Il pezzo di cielo sopra il loro
capo era pieno di stelle. Tra stella e stella il nero del cielo era morbido,
respirava come un corpo vivo. Arianna così stando supina aveva negli occhi il
lume delle stelle.
In piedi al suo fianco Luciana
segnava il cielo e parlava.
«Arianna, io non credo alle
vecchie costellazioni. Io conosco quelle vere. Guarda quelle due stelle lucide
vicine: si parlano e cercano di gettarsi una verso l’altra: sono gli innamorati
divisi.

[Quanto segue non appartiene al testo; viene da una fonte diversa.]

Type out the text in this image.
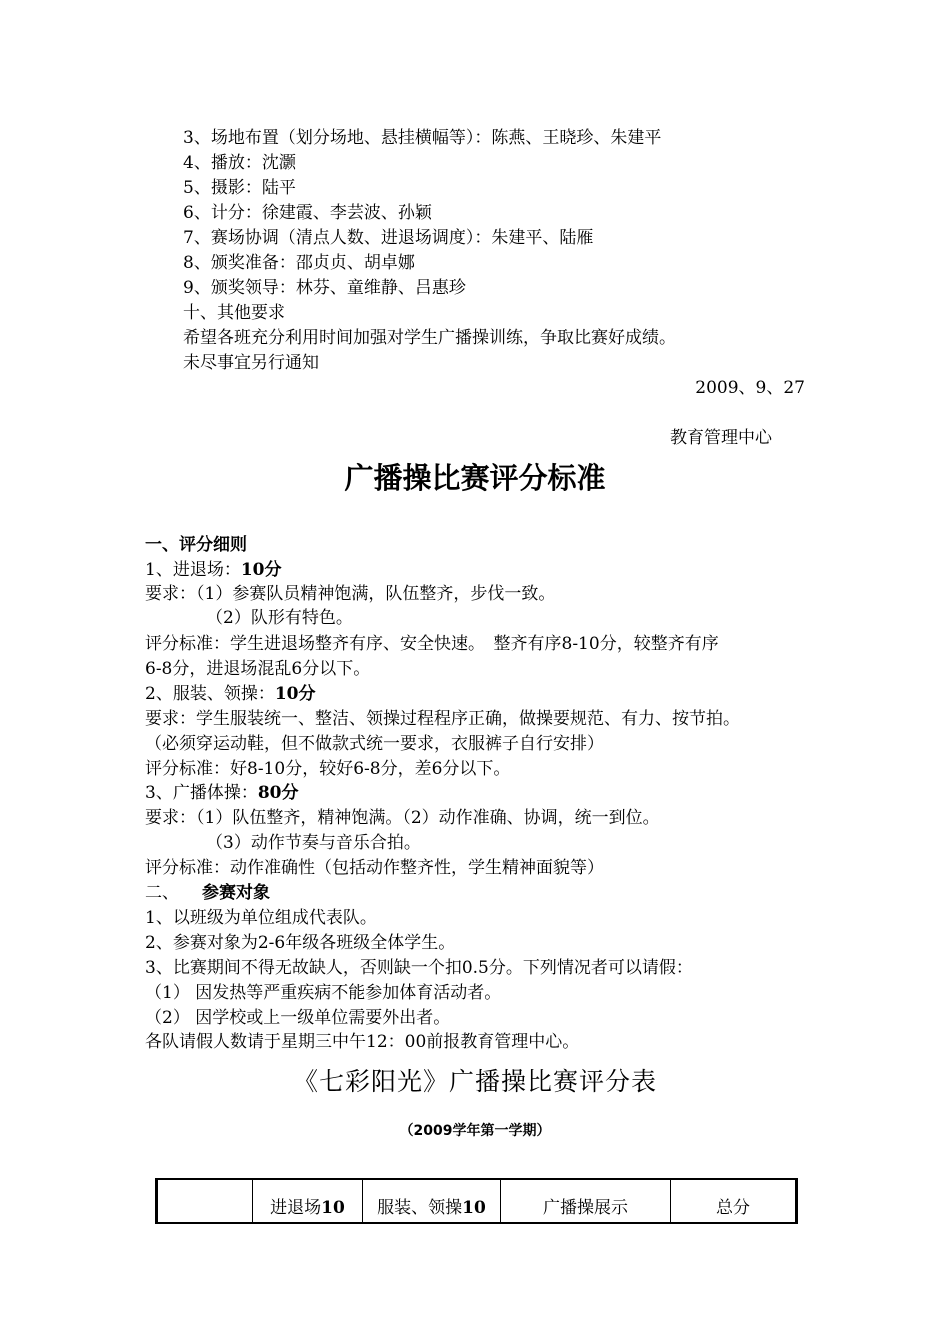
3、场地布置（划分场地、悬挂横幅等）：陈燕、王晓珍、朱建平
4、播放：沈灏
5、摄影：陆平
6、计分：徐建霞、李芸波、孙颖
7、赛场协调（清点人数、进退场调度）：朱建平、陆雁
8、颁奖准备：邵贞贞、胡卓娜
9、颁奖领导：林芬、童维静、吕惠珍
十、其他要求
希望各班充分利用时间加强对学生广播操训练，争取比赛好成绩。
未尽事宜另行通知
2009、9、27
教育管理中心
广播操比赛评分标准
一、评分细则
1、进退场：10分
要求：（1）参赛队员精神饱满，队伍整齐，步伐一致。
（2）队形有特色。
评分标准：学生进退场整齐有序、安全快速。　整齐有序8-10分，较整齐有序
6-8分，进退场混乱6分以下。
2、服装、领操：10分
要求：学生服装统一、整洁、领操过程程序正确，做操要规范、有力、按节拍。
（必须穿运动鞋，但不做款式统一要求，衣服裤子自行安排）
评分标准：好8-10分，较好6-8分，差6分以下。
3、广播体操：80分
要求：（1）队伍整齐，精神饱满。（2）动作准确、协调，统一到位。
（3）动作节奏与音乐合拍。
评分标准：动作准确性（包括动作整齐性，学生精神面貌等）
二、 参赛对象
1、以班级为单位组成代表队。
2、参赛对象为2-6年级各班级全体学生。
3、比赛期间不得无故缺人，否则缺一个扣0.5分。下列情况者可以请假：
（1） 因发热等严重疾病不能参加体育活动者。
（2） 因学校或上一级单位需要外出者。
各队请假人数请于星期三中午12：00前报教育管理中心。
《七彩阳光》广播操比赛评分表
（2009学年第一学期）
	进退场10	服装、领操10	广播操展示	总分
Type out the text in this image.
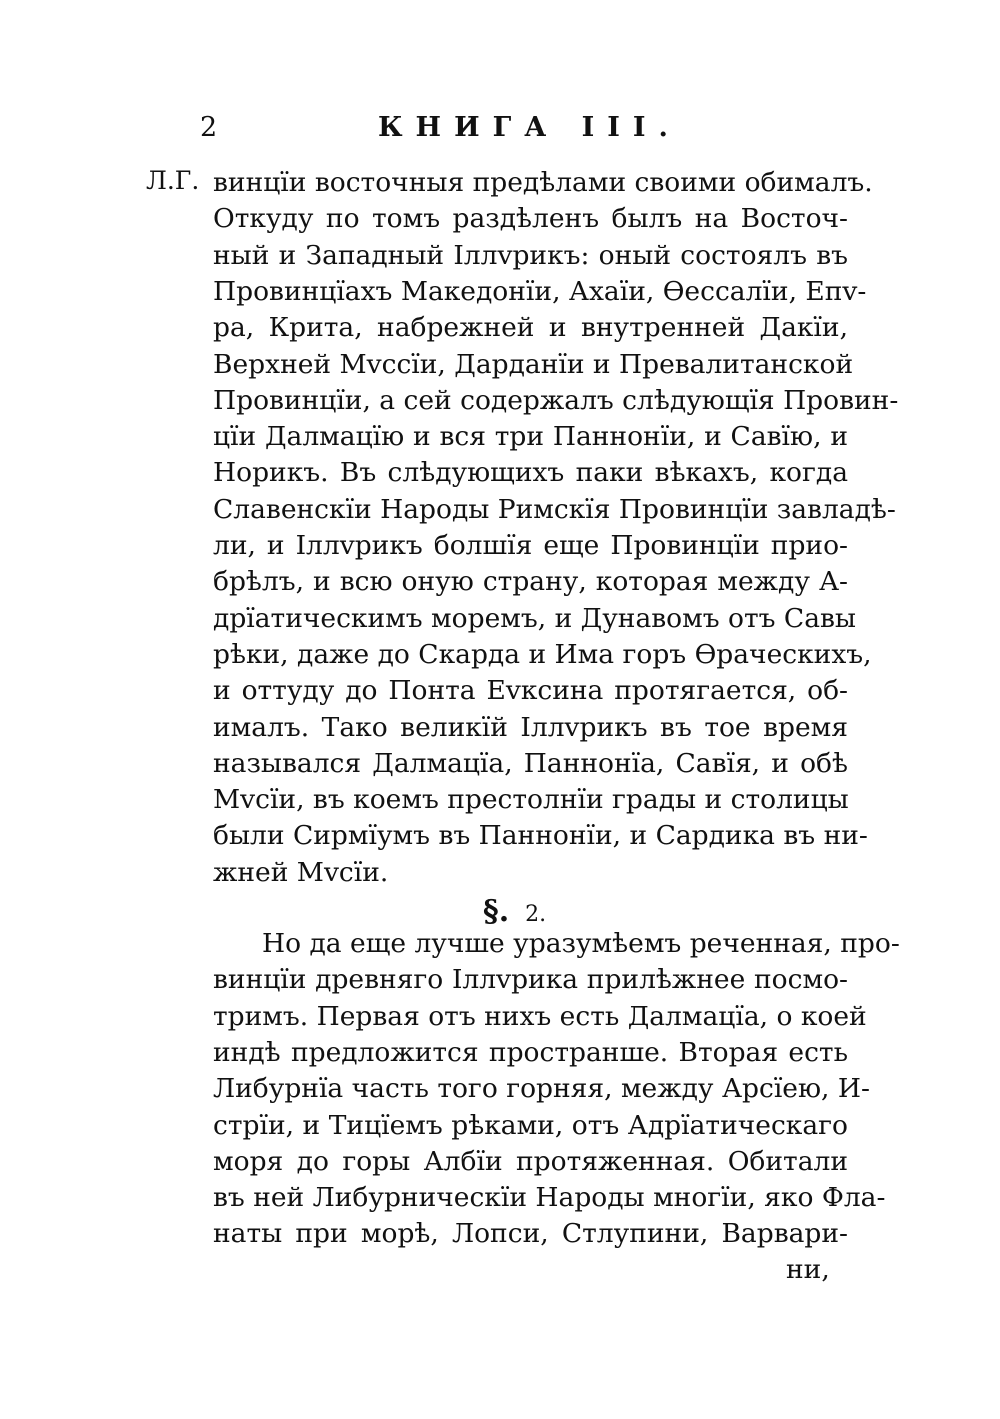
2	КНИГА III.
Л.Г. винцїи восточныя предѣлами своими обималъ.
Откуду по томъ раздѣленъ былъ на Восточ-
ный и Западный Іллvрикъ: оный состоялъ въ
Провинцїахъ Македонїи, Ахаїи, Өессалїи, Епv-
ра, Крита, набрежней и внутренней Дакїи,
Верхней Мvссїи, Дарданїи и Превалитанской
Провинцїи, а сей содержалъ слѣдующїя Провин-
цїи Далмацїю и вся три Паннонїи, и Савїю, и
Норикъ. Въ слѣдующихъ паки вѣкахъ, когда
Славенскїи Народы Римскїя Провинцїи завладѣ-
ли, и Іллvрикъ болшїя еще Провинцїи прио-
брѣлъ, и всю оную страну, которая между А-
дрїатическимъ моремъ, и Дунавомъ отъ Савы
рѣки, даже до Скарда и Има горъ Өраческихъ,
и оттуду до Понта Еvксина протягается, об-
ималъ. Тако великїй Іллvрикъ въ тое время
назывался Далмацїа, Паннонїа, Савїя, и обѣ
Мvсїи, въ коемъ престолнїи грады и столицы
были Сирмїумъ въ Паннонїи, и Сардика въ ни-
жней Мvсїи.
§. 2.
Но да еще лучше уразумѣемъ реченная, про-
винцїи древняго Іллvрика прилѣжнее посмо-
тримъ. Первая отъ нихъ есть Далмацїа, о коей
индѣ предложится пространше. Вторая есть
Либурнїа часть того горняя, между Арсїею, И-
стрїи, и Тицїемъ рѣками, отъ Адрїатическаго
моря до горы Албїи протяженная. Обитали
въ ней Либурническїи Народы многїи, яко Фла-
наты при морѣ, Лопси, Стлупини, Варвари-
ни,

Vedi quelle otto stelle, la prima su dritta sopra il comignolo, poi due
in curva a destra, tre a sinistra, altre due in alto in croce: quella è la nave
dell’amore: lo vedi il disegno della vela? va portando per il cielo gli amanti
che hanno saputo disprezzare la terra e le opinioni degli uomini. Ora voltati
un poco: guarda lungo il mio braccio, così, molto a sinistra della nave: c’è un
gruppo di quattro o cinque stelle quasi schiacciate una contro l’altra, e
tutt’intorno uno spolverio chiaro: è l’isola; ci vanno le persone che nel mondo
hanno saputo vivere in solitudine. […] Che cos’hai, Arianna?».
«Niente».
«Sono brividi di freddo. Prendi».
Luciana si tolse il mantello e lo
gettò addosso all’amica, che non se ne accorse, tanto era perduta.